Audit-driven fixes: correctness, gate integrity, config-dir, CI/doc coverage by ferran-valvia · Pull Request #136 · DietrichGebert/ponytail

ferran-valvia · 2026-06-17T11:08:50Z

What this is

A read-only senior audit of the repo turned into a set of small, verified fixes.
Each finding was adversarially verified before landing, and every change ships
with the runnable check that fails if it regresses. No behavior is changed beyond
the bullets below; the multi-platform rule copies (the product) are untouched.
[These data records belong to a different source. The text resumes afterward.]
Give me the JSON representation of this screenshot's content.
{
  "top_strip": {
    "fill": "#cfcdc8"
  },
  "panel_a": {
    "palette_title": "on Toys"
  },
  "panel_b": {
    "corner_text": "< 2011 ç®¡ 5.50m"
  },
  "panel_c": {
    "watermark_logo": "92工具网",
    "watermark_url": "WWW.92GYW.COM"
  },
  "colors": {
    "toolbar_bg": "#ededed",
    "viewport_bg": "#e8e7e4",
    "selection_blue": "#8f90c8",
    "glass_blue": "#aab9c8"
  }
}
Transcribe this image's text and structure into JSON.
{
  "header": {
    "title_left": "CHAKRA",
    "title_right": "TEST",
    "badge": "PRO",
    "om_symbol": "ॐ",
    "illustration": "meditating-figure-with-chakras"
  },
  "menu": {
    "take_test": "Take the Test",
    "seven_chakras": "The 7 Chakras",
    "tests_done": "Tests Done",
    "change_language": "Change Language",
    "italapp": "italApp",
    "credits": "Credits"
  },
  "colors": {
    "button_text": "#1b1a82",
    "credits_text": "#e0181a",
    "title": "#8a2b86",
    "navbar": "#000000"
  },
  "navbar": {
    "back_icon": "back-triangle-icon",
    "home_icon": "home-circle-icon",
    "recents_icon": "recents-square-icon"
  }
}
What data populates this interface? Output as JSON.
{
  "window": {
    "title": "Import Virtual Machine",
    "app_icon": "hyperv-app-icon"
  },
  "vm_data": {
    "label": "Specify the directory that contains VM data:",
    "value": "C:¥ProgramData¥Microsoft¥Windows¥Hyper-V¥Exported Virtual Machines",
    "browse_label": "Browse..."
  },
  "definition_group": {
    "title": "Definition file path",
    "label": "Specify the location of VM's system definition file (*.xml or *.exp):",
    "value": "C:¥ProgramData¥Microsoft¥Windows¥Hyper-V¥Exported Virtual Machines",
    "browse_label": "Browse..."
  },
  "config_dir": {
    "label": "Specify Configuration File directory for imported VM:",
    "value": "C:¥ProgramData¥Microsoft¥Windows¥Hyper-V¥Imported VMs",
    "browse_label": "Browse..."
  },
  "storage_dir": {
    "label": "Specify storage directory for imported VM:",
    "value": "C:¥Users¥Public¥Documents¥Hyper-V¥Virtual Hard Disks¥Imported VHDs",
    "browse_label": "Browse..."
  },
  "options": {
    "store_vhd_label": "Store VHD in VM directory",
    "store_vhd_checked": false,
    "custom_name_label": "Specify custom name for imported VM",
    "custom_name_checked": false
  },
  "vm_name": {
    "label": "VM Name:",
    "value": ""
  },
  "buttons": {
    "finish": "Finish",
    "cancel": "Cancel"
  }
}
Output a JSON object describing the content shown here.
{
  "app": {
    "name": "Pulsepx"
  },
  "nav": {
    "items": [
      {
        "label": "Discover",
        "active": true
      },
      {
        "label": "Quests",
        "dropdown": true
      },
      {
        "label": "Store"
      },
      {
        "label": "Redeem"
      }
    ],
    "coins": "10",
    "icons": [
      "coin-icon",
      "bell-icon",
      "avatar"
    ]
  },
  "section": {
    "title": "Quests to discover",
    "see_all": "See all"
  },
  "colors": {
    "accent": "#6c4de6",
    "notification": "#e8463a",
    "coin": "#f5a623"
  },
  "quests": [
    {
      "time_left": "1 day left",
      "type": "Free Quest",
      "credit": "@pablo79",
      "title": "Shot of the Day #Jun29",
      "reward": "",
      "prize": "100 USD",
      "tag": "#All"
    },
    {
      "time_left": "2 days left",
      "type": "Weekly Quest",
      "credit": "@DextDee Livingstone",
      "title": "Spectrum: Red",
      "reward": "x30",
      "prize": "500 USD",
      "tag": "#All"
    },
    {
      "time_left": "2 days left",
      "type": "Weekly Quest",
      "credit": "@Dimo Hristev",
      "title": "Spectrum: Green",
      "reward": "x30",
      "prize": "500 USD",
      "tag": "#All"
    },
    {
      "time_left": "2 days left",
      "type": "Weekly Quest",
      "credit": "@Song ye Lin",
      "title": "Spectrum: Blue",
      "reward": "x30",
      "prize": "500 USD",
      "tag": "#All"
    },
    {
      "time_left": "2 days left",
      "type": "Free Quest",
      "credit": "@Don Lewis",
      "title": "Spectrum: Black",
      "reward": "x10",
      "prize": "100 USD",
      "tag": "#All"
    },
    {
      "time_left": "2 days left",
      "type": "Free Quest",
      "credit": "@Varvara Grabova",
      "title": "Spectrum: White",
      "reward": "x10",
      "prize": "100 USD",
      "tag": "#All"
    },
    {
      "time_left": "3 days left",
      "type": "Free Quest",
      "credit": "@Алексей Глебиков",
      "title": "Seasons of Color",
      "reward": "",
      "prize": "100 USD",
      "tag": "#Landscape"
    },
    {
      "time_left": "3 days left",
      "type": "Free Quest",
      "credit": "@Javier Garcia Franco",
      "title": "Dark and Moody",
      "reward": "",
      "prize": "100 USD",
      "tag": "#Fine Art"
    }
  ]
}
All commits keep node scripts/check-rule-copies.js and npm test green
(77 checks), and the series applies cleanly on top of main.

Fixes

Correctness / state machine

mode-tracker double-output: a prompt that both switches mode and contains
"stop ponytail" / "normal mode" emitted two JSON objects on one stdout,
breaking the host's JSON.parse (Codex/Copilot) and leaving the emitted
systemMessage contradicting the final state. The deactivation branch is now
mutually exclusive with the command branch.
silent level reset on a typo: /ponytail <unknown-arg> fell through to
getDefaultMode() and silently reset the active level in Claude Code and
OpenCode. It is now a no-op (the active level is left alone), matching what the
pi extension already does. Bare /ponytail still re-applies the default.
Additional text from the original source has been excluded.